Força Chape
Cyro
de Mattos
Tanta dor, tristeza. A
vida ceifada com golpe imenso e
impiedoso. O que dizer sobre o absurdo que destrói a inocência na traição da madrugada? É muito difícil escrever alguma coisa para
diminuir a dor provocada com a tragédia
aérea que envolveu os jogadores da
Chapecoense, dirigentes, jornalistas e a tripulação, na última terça-feira de
29 de novembro. A queda do avião, nas
proximidades do aeroporto de Medellín, deixou um trauma terrível no qual das 76
pessoas 71 morreram, 19 eram jogadores
da Chapecoense; apenas 5 sobreviventes
foram resgatados dos escombros.
Na segunda-feira à noite, depois de assistir ao Jornal Nacional, da TV Globo, dirigi-me ao
computador para atualizar a correspondência e, a seguir, dar andamento à
escrita de meus textos literários. Nesse hábito que a literatura me
impõe há anos, costumo viajar com as palavras pelas pastagens silenciosas da
noite. Dessa vez, ao terminar mais uma
tarefa do fazer literário, pela madrugada de terça-feira, estava extenuado, sem
sono. Liguei a televisão em busca de
algum programa que amenizasse o cansaço, trazendo daí a pouco o sono.
Logo fiquei de frente a
um impactante momento trazido pela notícia que me deixou perplexo. O repórter
anunciava na televisão que o avião com a delegação da Chapecoense, sem combustível, havia caído em terras colombianas, a cinco
minutos do aeroporto. Bateu no morro,
descera se rasgando entre as árvores até ficar destroçado no fundo enlameado de grande cratera. Com o tempo chuvoso, a televisão
mostrava os homens do salvamento em extremo esforço, buscando
localizar os corpos. Havia na agonia
deles a esperança de encontrar sobreviventes.
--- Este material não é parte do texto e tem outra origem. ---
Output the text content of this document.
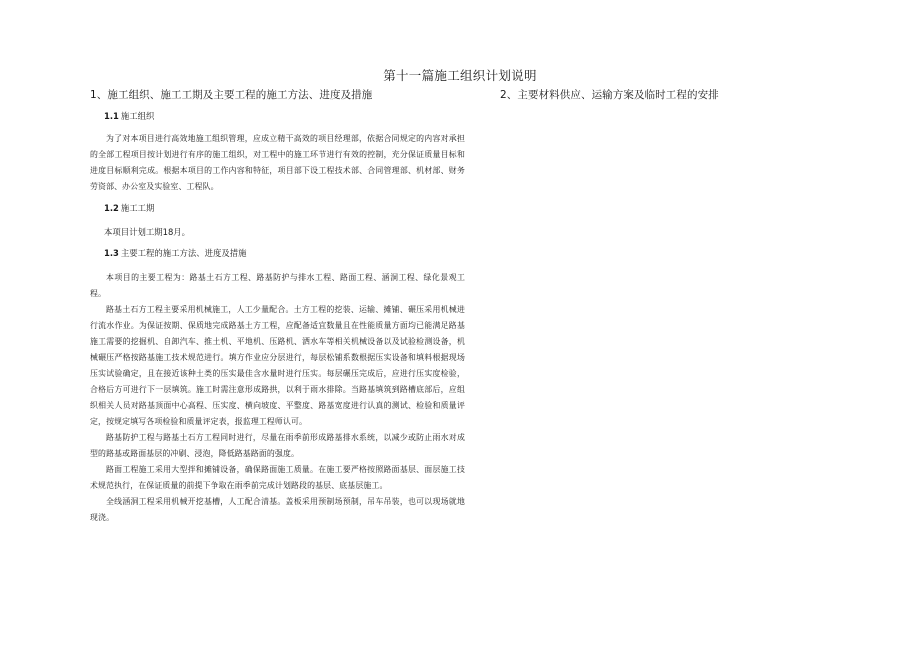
第十一篇施工组织计划说明
1、施工组织、施工工期及主要工程的施工方法、进度及措施	2、主要材料供应、运输方案及临时工程的安排
1.1 施工组织

为了对本项目进行高效地施工组织管理，应成立精干高效的项目经理部，依据合同规定的内容对承担的全部工程项目按计划进行有序的施工组织，对工程中的施工环节进行有效的控制，充分保证质量目标和进度目标顺利完成。根据本项目的工作内容和特征，项目部下设工程技术部、合同管理部、机材部、财务劳资部、办公室及实验室、工程队。

1.2 施工工期

本项目计划工期18月。

1.3 主要工程的施工方法、进度及措施

本项目的主要工程为：路基土石方工程、路基防护与排水工程、路面工程、涵洞工程、绿化景观工程。

路基土石方工程主要采用机械施工，人工少量配合。土方工程的挖装、运输、摊铺、碾压采用机械进行流水作业。为保证按期、保质地完成路基土方工程，应配备适宜数量且在性能质量方面均已能满足路基施工需要的挖掘机、自卸汽车、推土机、平地机、压路机、洒水车等相关机械设备以及试验检测设备，机械碾压严格按路基施工技术规范进行。填方作业应分层进行，每层松铺系数根据压实设备和填料根据现场压实试验确定，且在接近该种土类的压实最佳含水量时进行压实。每层碾压完成后，应进行压实度检验，合格后方可进行下一层填筑。施工时需注意形成路拱，以利于雨水排除。当路基填筑到路槽底部后，应组织相关人员对路基顶面中心高程、压实度、横向坡度、平整度、路基宽度进行认真的测试、检验和质量评定，按规定填写各项检验和质量评定表，报监理工程师认可。

路基防护工程与路基土石方工程同时进行，尽量在雨季前形成路基排水系统，以减少或防止雨水对成型的路基或路面基层的冲刷、浸泡，降低路基路面的强度。

路面工程施工采用大型拌和摊铺设备，确保路面施工质量。在施工要严格按照路面基层、面层施工技术规范执行，在保证质量的前提下争取在雨季前完成计划路段的基层、底基层施工。

全线涵洞工程采用机械开挖基槽，人工配合清基。盖板采用预制场预制，吊车吊装，也可以现场就地现浇。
A tragédia era por demais absurda, atingia aquele ponto insensato em que forças cegas na avidez da morte convergem para o horror e a estupefação do
acontecimento. Haveria de ter uma saída naquele quadro desesperador para transformar o trauma em
algo menos doloroso, pensei. Haveria mais sobreviventes. Era inacreditável, injusto,
que o sonho de jogadores
vitoriosos, heróis que estenderam para
milhares de torcedores a alegria como
forma de vida, fosse interrompido pela mão pesada do inconcebível. Meu Deus, não era possível, não era possível.
Na Arena
Condá, no oeste de Santa Catarina,
havia assistido pela televisão a
proeza de um time de porte médio, de uma cidade de pouco mais de duzentos mil
habitantes, eliminar da Copa
Sul-Americana o poderoso time copeiro argentino do Independente, tantas vezes
campeão mundial de clubes. Vi eliminar o
São Lorenzo, outro time famoso argentino, campeão da Libertadores. Vi deixar
para trás também a respeitável equipe do
Junior Barranquilla, da Colômbia. No
desastre aéreo, como num pesadelo, o futebol agora pendia na dor, somente na
dor. Foi então que a esperança, de dentro dos pesares, dos rostos em lágrima,
fez brotar sua luz verde com o facho da
solidariedade. No estádio Atanásio
Girardot onde seria realizada a partida
final da Copa Sul-Americana, entre a Chapecoense e o Atlético Nacional, a
esperança inventou o carinho para amenizar
o sofrimento de milhares. O povo colombiano, de branco, com velas acesas,
rezava, chorava. Aplaudia, dizendo, a uma só voz, que o
campeão daquela temporada na América do Sul era o time brasileiro. “Força
Chape!” Um grito solidário ecoava pelos
campos de futebol do mundo,
propagava-se com os ventos do amor pelas
vastidões do eterno, molhando-nos,
nessa hora da pureza, de humano entendimento.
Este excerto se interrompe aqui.